Sie leben den modernen Animismus selbst vor. Mit einem bestimmten Baum im Grunewald in Berlin sollen Sie eine Art Freundschaft pflegen. Wie muss man sich das vorstellen, umarmen Sie den oft?

Da ist eine sehr schöne alte Eiche, die ich manchmal auch berühre, ja. Aber meist stehe ich einfach nur in ihrem Schatten und mache bewusst, dass wir einander atmen: Ich atme aus, was die Eiche einatmet und umgekehrt. Ich bin besorgt darum, dass es diesem Wesen gut geht, und tanke dafür neue Kraft. Diesen Gegenseitigkeitsprozess kann jeder leicht wieder in sich reaktivieren. Zum Beispiel im liebevollen Kümmern um die Pflanzen im eigenen Garten.

Sie glauben wirklich, dass der Baum ein Bewusstsein hat?

Auf jeden Fall! Seine Innenwahrnehmung ist natürlich ganz anders als unsere. Trotzdem gibt es Ähnlichkeiten: Auch er lebt im Wechsel von Werden und Vergehen und auch seine seelische Verfassung ist äußerlich sichtbar: der Lebensüberschwang des Frühjahrs, die Schwere des Absterbens im Herbst.

Viele werden sagen: Das ist sentimentale Naturromantik.

Mit diesen Begriffen wird in Deutschland gerne ein emotionaleres Naturverhältnis diskreditiert. Dabei war das philosophische Programm der Romantiker ab Ende des 18. Jahrhundert sehr anspruchsvoll. Auch sie wollten schon die Subjektivität in der Natur und die Welt in ihrer Lebendigkeit wiederentdecken. Genau das ist heute gefordert.

Ein emotionales Verhältnis zu konkreten einzelnen Tieren und Bäumen ist das eine. Aber mit Blick auf den Klimawandel: Ist ein solches, enges Verhältnis zur Welt als Ganzes überhaupt fühlbar?

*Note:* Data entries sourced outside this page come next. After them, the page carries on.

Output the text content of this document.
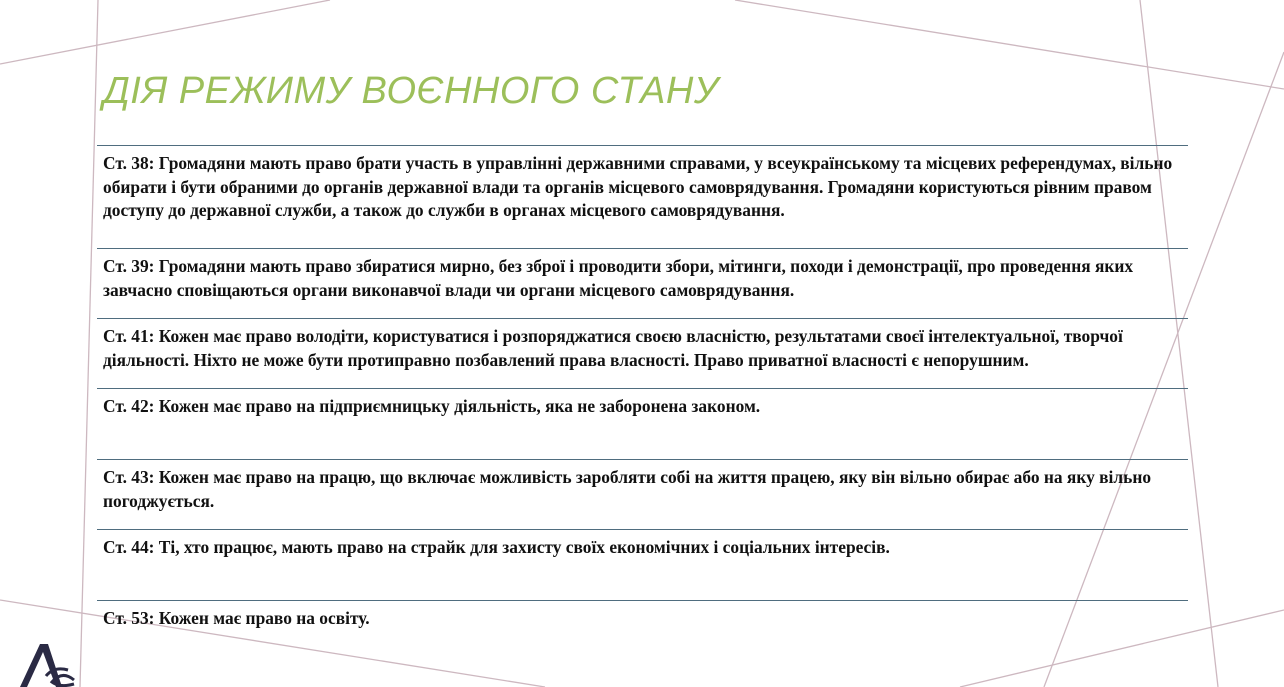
ДІЯ РЕЖИМУ ВОЄННОГО СТАНУ
Ст. 38: Громадяни мають право брати участь в управлінні державними справами, у всеукраїнському та місцевих референдумах, вільно обирати і бути обраними до органів державної влади та органів місцевого самоврядування. Громадяни користуються рівним правом доступу до державної служби, а також до служби в органах місцевого самоврядування.
Ст. 39: Громадяни мають право збиратися мирно, без зброї і проводити збори, мітинги, походи і демонстрації, про проведення яких завчасно сповіщаються органи виконавчої влади чи органи місцевого самоврядування.
Ст. 41: Кожен має право володіти, користуватися і розпоряджатися своєю власністю, результатами своєї інтелектуальної, творчої діяльності. Ніхто не може бути протиправно позбавлений права власності. Право приватної власності є непорушним.
Ст. 42: Кожен має право на підприємницьку діяльність, яка не заборонена законом.
Ст. 43: Кожен має право на працю, що включає можливість заробляти собі на життя працею, яку він вільно обирає або на яку вільно погоджується.
Ст. 44: Ті, хто працює, мають право на страйк для захисту своїх економічних і соціальних інтересів.
Ст. 53: Кожен має право на освіту.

Es hilft, die Klimakrise als Krise des geteilten Atems zu beschreiben. Die Atmosphäre ist gefüllt mit den Gasen, die die Menschen, Tiere und Pflanzen hervorbringen. Sie ist im Grunde eine Art gasförmige Ausweitung von uns allen – die Atmosphäre, das sind wir! Insofern ist diese Krise keine technische Notlage, die wir beheben können, indem wir jetzt nur am CO2-Regler drehen. Sie ist unser ureigenstes Problem: ein Beziehungsdrama der Weltlebewesengemeinschaft. Das müssten die Klima-AktivistInnen mehr herausstellen. Aber so emotionale Problembeschreibungen sind heikel, wenn man von der heutigen Politik ernst genommen werden will.